One way is for lab employees to train regional staff to collect their own samples, which is what brought the trio to Miles City Thursday.

 

Local laboratory

 In the FWP shop, four tables were covered with some of the 21 thawing mule deer heads collected at check stations, along with an array of scalpels, forceps, baggies and jars of formalin. Clad in white lab coats, 11 Region 7 staffers including biologists, wardens, and the regional supervisor listened as the experts outlined what makes the best CWD samples. Mule deer are the preferred test subject, and bucks are twice as likely to test positive for CWD, Almberg said. The first priority is symptomatic animals, followed by road-killed animals, whose symptoms may have contributed to their deaths. After that, they recommend healthy adult bucks and does. 

 The retropharyngeal lymph nodes, located behind the upper part of the pharynx, are the best tissues to sample because the prions show up earlier here in the course of the disease. Next is the obex, a piece of the brain stem. Ideally, both tissues are collected so the lab has a back-up or secondary sample if there is a positive result. Each item is carefully labeled so it can be traced back to the source animal, and to where that animal was harvested or found. 

 Ramsey demonstrated how to cut through and separate the foramen magnum, the bony collar at the base of the skull through which the spinal cord passes. Once deep enough, she was able to grasp the brainstem with forceps and cut it away from the connective tissue and the brain. From the brainstem, she trimmed the center or obex portion and placed it in a jar of formalin to preserve it.

 She also showed how to locate retropharyngeal lymph nodes by color and texture and proximity to the salivary glands. Ramsey collected the right and left nodes and placed them in a small bag. The third item taken is a front lower tooth to help age the animal being tested. 

 

What next?

 Similar sampling is being conducted in high-priority surveillance areas in other FWP regions. Once the samples arrive at the lab, Ramsey said they generally can be processed in 10 days to two weeks. If a sample were to test positive, FWP has a CWD action team that is working on a more detailed response plan.

 “That response may vary depending on where the disease shows up,” Ramsey said, “but the Department of Livestock and Department of Public Health and Human Services will be involved, and the public will be notified when we get our first confirmed detection. The initial response will likely involve ramping up testing around the location of the confirmed infection to try to get an idea of how prevalent and how widespread the disease is on the landscape.”

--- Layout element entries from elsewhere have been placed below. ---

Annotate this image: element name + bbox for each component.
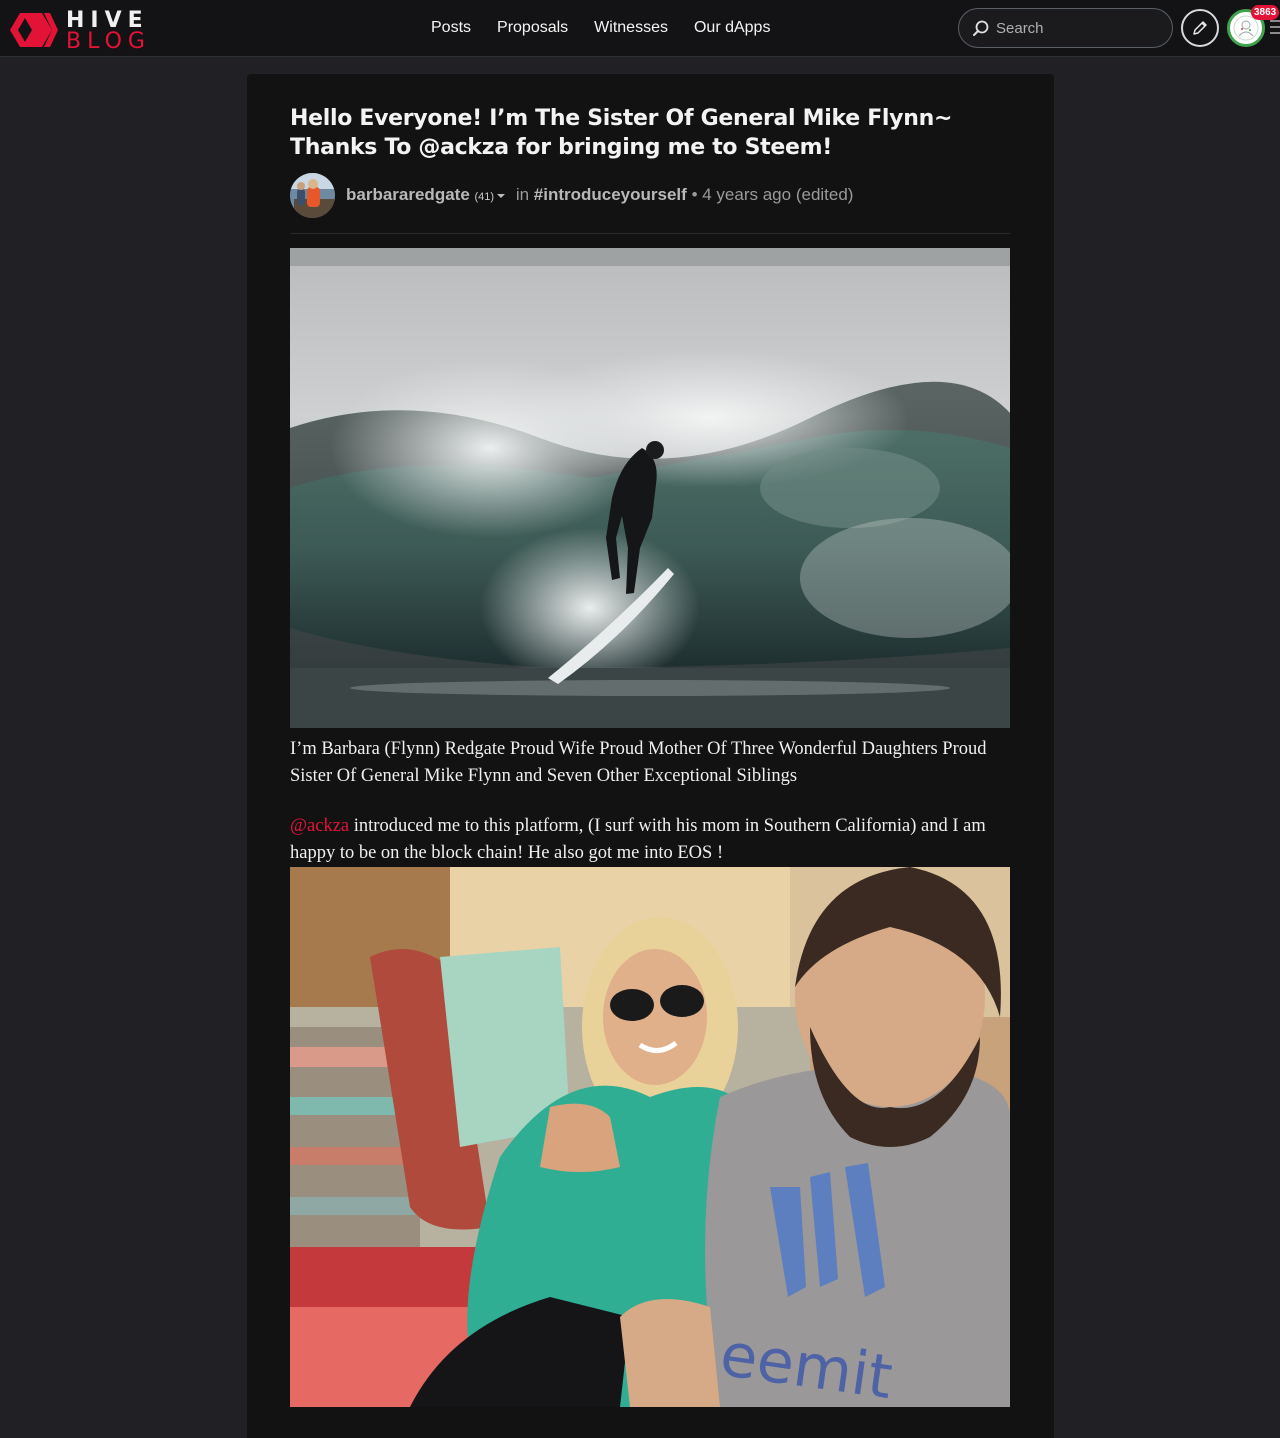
hamburger-menu-icon[interactable] (1270, 20, 1280, 36)
author-reputation: (41) (474, 191, 495, 203)
post-meta-text: barbararedgate (41) in #introduceyoursel… (346, 185, 853, 207)
author-dropdown-caret-icon[interactable] (497, 193, 506, 198)
author-photo (290, 173, 335, 218)
selfie-photo[interactable]: eemit (290, 867, 1010, 1407)
top-navbar: HIVE BLOG Posts Proposals Witnesses Our … (0, 0, 1280, 57)
search-icon (973, 20, 989, 36)
category-link[interactable]: #introduceyourself (534, 185, 687, 204)
edited-label: (edited) (795, 185, 854, 204)
logo-text-blog: BLOG (66, 29, 151, 54)
search-input[interactable] (996, 17, 1161, 39)
compose-post-button[interactable] (1181, 9, 1219, 47)
post-paragraph-platform-text: introduced me to this platform, (I surf … (290, 816, 986, 863)
post-paragraph-intro: I’m Barbara (Flynn) Redgate Proud Wife P… (290, 739, 987, 786)
author-avatar[interactable] (290, 173, 335, 218)
mention-link-ackza[interactable]: @ackza (290, 816, 349, 836)
nav-witnesses[interactable]: Witnesses (581, 18, 681, 38)
hive-blog-logo[interactable]: HIVE BLOG (8, 6, 158, 54)
in-label: in (515, 185, 530, 204)
hive-logo-icon (10, 13, 58, 47)
nav-posts[interactable]: Posts (418, 18, 484, 38)
notification-badge[interactable]: 3863 (1251, 5, 1280, 20)
nav-proposals[interactable]: Proposals (484, 18, 581, 38)
post-paragraph-platform: @ackza introduced me to this platform, (… (290, 813, 1020, 867)
post-title: Hello Everyone! I’m The Sister Of Genera… (290, 106, 953, 160)
surfer-photo[interactable] (290, 248, 1010, 728)
post-card: Hello Everyone! I’m The Sister Of Genera… (247, 74, 1054, 1438)
search-box[interactable] (958, 8, 1173, 48)
meta-separator: • (691, 185, 698, 204)
pencil-icon (1193, 21, 1207, 35)
meta-divider (290, 233, 1010, 234)
post-meta: barbararedgate (41) in #introduceyoursel… (290, 173, 1010, 218)
nav-our-dapps[interactable]: Our dApps (681, 18, 783, 38)
post-time: 4 years ago (702, 185, 792, 204)
author-name-link[interactable]: barbararedgate (346, 185, 470, 204)
main-nav: Posts Proposals Witnesses Our dApps (418, 18, 783, 38)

 Some tools are already in place to try to combat the disease, such as a ban on full carcasses being brought into Montana from areas with CWD, and a ban on feeding deer, which causes them to congregate. The state also does not relocate cervids from one area to another, nor does it rehabilitate and release them back into the wild because of CWD concerns. Game farm animals are now classified as alternative livestock, and FWP is proposing revisions to the United States Department of Agriculture CWD program standards.

 “Folks have been working on different ideas for control, but so far there’s no magic bullet,” Ramsey said.